Корнилов выслушал и сказал нетерпеливо:

– Словом, православие – для людей религиозных, так? А католицизм – для… ну, это больше наука, чем религия. Чё тут выбирать, мне просто непонятно!

Кириченко хмыкнул с иронией:

– Ну да, все понятно… А то, что православие все еще существует на огромной территории, хоть и постепенно сдает позиции, это так, случайность?

– Косность мышления, – сказал Корнилов уверенно. – Привычка. Ну а еще детская обида, что за забором хрен слаще. Не уступим гадам, будем выращивать хоть корявый, но свой.

Люцифер сказал скептически:

– Тем более что хрен нам и на хрен не нужен. Потому нормальный человек, как вот я, и не вникает в эту хрень. Мне все равно, какие там ряженые ходят, мне оптоволокно на дачу подавай, а то у спутникового чересчур канал узкий!

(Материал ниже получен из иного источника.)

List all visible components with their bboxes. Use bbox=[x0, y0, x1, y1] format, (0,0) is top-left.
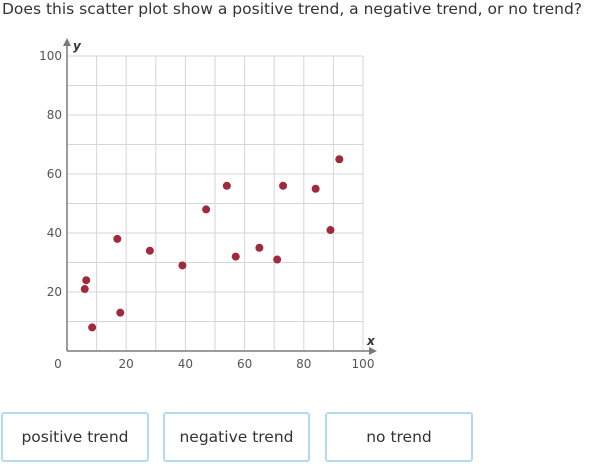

– Дикарь, – сказал Вертиков с отвращением. – Вот-вот чипы вставим, только в инете будешь всегда, никаких тарелок на даче… а ему оптоволокно, видите ли! Решил остаться с биоконами?

Глава 5

Сегодня я увидел по жвачнику короткое интервью, которое дал, пока шел от подъезда к машине, один из тех, кого называют олигархами. Короткими фразами он успел сказать больше, чем иной деятель за получасовую речь, но я не столько вслушивался, как всматривался.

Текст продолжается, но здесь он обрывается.